Eight 2020 Democratic candidates penned essays for the Brennan Center's collection, "Ending Mass Incarceration: Ideas from Today's Leaders," highlighting their personal priorities to tackle an issue with a history of bipartisan support.
The big picture: Most candidates are showing a united front on legalizing marijuana, limiting mass incarceration, and easing formerly incarcerated people back into society. Other candidates are taking a single-issue approach, like former HUD Secretary Julián Castro's vision for federal housing.
Sen. Cory Booker (D-N.J.) is focused on passing the Next Step Act, which he describes as the follow up to the First Step Act signed into law by Trump in 2018. He's also proposed using executive action to offer clemency to thousands of nonviolent drug offenders on his first day in office.
- The Next Step Act aims to reduce "the disparity between crack and powder cocaine sentences," reduce sentences for nonviolent drug offenses, end "the federal prohibition on marijuana" and reinvest in communities impacted by "the failed War on Drugs."
- It also aims to reinstate the right to vote in federal elections for formerly incarcerated people, improve reporting on police use-of-force, decrease prison populations and crime in states through federal grants and prohibit employers from asking job applicants about criminal histories until final parts of an interview.
Sen. Kamala Harris (D-Calif.) released a proposal this month outlining her plan to end mass incarceration by legalizing marijuana, ending cash bail, providing adequate rehabilitation programs for felons to integrate back into society and eliminating the federal death penalty.
- Harris has said prosecutors should "shift success measures" to "reducing unnecessary imprisonment, reducing racial disparities, and lowering recidivism rates" to help reduce mass incarceration. She also advocates for increased funds for public defenders and extending the constitutional right to counsel to civil cases related to housing, health care and domestic violence.

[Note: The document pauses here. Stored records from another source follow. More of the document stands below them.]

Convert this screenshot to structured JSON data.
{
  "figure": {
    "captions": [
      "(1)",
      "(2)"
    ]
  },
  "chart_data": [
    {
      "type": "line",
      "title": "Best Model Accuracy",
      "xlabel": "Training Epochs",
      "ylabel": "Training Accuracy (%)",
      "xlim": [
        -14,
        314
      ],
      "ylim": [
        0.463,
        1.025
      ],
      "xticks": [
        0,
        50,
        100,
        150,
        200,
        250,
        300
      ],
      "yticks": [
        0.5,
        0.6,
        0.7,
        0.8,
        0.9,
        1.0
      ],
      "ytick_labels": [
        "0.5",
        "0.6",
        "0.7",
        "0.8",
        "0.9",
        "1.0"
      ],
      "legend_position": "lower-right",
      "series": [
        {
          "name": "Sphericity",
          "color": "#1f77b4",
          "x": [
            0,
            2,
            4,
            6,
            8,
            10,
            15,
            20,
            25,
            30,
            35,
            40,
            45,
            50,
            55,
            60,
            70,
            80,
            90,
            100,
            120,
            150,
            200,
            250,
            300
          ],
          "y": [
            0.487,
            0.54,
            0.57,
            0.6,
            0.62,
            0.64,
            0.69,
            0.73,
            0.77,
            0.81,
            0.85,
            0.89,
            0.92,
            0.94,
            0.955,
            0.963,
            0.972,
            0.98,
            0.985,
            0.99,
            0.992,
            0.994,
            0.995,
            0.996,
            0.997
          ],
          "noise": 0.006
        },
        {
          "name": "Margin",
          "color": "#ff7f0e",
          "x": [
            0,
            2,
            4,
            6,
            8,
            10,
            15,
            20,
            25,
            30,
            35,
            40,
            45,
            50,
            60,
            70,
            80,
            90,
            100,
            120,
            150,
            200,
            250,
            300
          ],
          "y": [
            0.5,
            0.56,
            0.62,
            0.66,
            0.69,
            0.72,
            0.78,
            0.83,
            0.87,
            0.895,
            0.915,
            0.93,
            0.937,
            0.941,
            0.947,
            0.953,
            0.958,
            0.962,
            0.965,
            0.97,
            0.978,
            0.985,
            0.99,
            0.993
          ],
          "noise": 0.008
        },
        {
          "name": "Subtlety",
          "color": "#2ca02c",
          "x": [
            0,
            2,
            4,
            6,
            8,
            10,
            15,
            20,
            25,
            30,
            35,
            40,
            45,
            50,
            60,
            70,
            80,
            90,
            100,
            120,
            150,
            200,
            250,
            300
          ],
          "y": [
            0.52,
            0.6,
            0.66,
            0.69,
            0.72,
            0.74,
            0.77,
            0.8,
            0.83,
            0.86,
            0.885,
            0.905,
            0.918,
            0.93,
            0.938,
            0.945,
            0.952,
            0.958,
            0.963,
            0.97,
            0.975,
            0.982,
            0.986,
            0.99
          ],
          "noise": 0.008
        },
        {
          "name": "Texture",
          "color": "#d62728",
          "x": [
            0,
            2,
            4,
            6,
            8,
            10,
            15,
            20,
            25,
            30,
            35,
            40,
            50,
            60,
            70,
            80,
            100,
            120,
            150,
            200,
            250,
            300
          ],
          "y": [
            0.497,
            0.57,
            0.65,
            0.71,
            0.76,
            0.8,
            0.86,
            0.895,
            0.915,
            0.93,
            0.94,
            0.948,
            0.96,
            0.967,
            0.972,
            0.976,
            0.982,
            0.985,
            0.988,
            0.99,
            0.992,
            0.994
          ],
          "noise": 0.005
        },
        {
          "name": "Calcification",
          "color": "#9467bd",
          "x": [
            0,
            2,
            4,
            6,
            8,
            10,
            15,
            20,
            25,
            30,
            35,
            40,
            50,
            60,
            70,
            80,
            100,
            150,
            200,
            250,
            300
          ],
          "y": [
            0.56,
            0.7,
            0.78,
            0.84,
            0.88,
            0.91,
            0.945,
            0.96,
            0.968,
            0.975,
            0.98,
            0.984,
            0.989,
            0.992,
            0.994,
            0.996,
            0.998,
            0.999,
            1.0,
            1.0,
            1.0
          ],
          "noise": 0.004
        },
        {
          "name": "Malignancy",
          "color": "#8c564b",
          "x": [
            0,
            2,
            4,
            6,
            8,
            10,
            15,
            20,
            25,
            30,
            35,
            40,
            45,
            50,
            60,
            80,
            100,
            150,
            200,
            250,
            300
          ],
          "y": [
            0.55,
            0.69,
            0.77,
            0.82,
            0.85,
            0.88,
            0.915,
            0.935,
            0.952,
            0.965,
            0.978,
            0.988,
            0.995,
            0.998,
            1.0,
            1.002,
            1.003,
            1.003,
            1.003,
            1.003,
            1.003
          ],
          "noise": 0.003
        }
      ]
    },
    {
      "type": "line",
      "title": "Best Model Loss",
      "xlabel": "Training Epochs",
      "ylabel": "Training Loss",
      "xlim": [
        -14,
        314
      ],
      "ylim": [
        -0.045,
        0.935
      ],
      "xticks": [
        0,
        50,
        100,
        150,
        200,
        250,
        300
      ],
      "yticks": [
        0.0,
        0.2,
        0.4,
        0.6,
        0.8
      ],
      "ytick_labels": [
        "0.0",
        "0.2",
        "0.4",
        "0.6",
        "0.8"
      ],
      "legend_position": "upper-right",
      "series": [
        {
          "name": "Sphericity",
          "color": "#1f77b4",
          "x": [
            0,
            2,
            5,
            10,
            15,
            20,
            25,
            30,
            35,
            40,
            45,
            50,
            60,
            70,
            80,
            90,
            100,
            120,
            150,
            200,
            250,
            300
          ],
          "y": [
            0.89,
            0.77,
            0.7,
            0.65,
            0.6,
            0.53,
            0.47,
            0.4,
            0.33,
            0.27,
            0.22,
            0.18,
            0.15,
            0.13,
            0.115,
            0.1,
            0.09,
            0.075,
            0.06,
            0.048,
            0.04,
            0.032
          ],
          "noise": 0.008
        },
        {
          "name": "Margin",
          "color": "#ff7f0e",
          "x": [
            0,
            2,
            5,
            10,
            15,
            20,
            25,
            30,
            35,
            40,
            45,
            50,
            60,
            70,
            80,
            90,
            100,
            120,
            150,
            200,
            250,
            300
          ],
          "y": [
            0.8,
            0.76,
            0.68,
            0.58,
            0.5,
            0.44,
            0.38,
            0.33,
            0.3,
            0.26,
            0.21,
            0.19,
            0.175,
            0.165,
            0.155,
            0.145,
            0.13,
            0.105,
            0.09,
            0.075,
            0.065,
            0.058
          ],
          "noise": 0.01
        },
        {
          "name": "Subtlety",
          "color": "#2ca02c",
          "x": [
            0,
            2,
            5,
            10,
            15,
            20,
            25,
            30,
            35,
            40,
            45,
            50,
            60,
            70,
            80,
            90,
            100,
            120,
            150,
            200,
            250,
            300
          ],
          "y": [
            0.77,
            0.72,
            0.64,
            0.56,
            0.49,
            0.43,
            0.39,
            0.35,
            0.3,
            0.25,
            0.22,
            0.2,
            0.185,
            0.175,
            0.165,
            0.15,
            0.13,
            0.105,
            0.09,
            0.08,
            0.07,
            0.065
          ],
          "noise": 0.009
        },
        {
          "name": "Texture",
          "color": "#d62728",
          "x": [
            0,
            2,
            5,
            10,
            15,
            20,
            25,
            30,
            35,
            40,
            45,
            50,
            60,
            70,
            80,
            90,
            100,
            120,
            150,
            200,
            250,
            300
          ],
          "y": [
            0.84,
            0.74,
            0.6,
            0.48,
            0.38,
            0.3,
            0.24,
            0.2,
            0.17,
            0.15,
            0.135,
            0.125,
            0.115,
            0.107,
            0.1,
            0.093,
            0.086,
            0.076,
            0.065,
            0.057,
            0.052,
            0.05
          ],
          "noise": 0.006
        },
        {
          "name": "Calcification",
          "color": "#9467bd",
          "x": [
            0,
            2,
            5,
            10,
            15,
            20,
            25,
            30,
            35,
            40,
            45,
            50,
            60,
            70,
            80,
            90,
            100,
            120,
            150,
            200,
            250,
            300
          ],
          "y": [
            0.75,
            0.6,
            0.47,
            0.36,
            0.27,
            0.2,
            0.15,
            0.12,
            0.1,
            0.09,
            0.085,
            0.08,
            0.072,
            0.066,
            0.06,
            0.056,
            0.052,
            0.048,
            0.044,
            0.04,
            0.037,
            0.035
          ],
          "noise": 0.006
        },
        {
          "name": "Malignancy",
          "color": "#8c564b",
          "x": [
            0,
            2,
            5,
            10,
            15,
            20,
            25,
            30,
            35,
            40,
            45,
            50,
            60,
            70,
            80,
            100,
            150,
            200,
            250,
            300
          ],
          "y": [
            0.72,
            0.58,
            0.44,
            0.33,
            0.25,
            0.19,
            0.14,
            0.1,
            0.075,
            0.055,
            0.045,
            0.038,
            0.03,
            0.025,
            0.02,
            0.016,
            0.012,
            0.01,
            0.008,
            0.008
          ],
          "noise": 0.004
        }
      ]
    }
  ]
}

- Yes, but: As California's former attorney general, Harris faced criticism for promoting policies like a truancy law that jailed parents whose children skipped school, among other tough-on-crime policies. She recently said she regrets the "unintended consequences" of the 2010 law.
Former HUD Secretary Julián Castro sees federal housing policy as a means through which criminal justice reform can be achieved. He promotes providing federal housing protection for people with criminal records and monitoring disproportionate police presence in communities of color and "racially segregated communities."
Sen. Amy Klobuchar (D-Minn.) is focused on expanding funding for drug courts to treat drug addiction for nonviolent offenders, since she believes addiction is an underlying cause of recidivism. Klobuchar also wants to pass "CARA 2.0," a follow-up to 2016's Comprehensive Addiction and Recovery Act (CARA). The new bill would request $1 billion to "support evidence-based prevention, enforcement, treatment, and recovery programs."
Former Rep. Beto O’Rourke wants to end the federal prohibition on marijuana and expunge criminal records of people convicted for possession. He also wants to eliminate private for-profit prisons, end the cash bail system, and reduce recidivism through "strong rehabilitation services, counseling, and access to preventative health care."
Sen. Bernie Sanders (I-Vt.) released a' sweeping plan, titled "Justice and Safety for All," promising to transform the criminal justice system in the U.S. by ending "profiteering" by corporations, reforming police and prison systems, investing in communities, and ending mass incarceration, among many other things. Sanders also believes that convicted felons should be able to vote while in prison.
Sen. Elizabeth Warren (D-Mass.) has called for repealing the 1994 crime bill and wrote in a Medium post that too many people are sent to jail for too long, without any means of rehabilitation. Warren centers her justice plan around public safety, substance abuse, mental health care, juvenile crime, homelessness and cleaning up corporate crime, among other things.
Former Vice President Joe Biden's criminal justice plan emphasizes the need to shift from incarceration to prevention. He has expressed regret for supporting tough-on-crime bills during his time in Congress, including a measure that established strict sentencing standards for crack and powder cocaine offenses. Experts say that measure led to an era of mass incarceration that disproportionately affected black Americans.
- He denied that his 1994 crime bill, which introduced the federal 3-strikes law, contributed to mass incarceration.
- Biden also has a history of being anti-marijuana and has called it a "gateway drug." While vice president, he supported decriminalization rather than legalization. He now says he regrets supporting the 1988 Anti-Drug Abuse Act, per the NYT.
- Biden's campaign website says he aims to "eliminate racial disparities at every stage" and "get rid of sentencing practices that don’t fit the crime" in order to reform the criminal justice system, but he has yet to propose specific policies.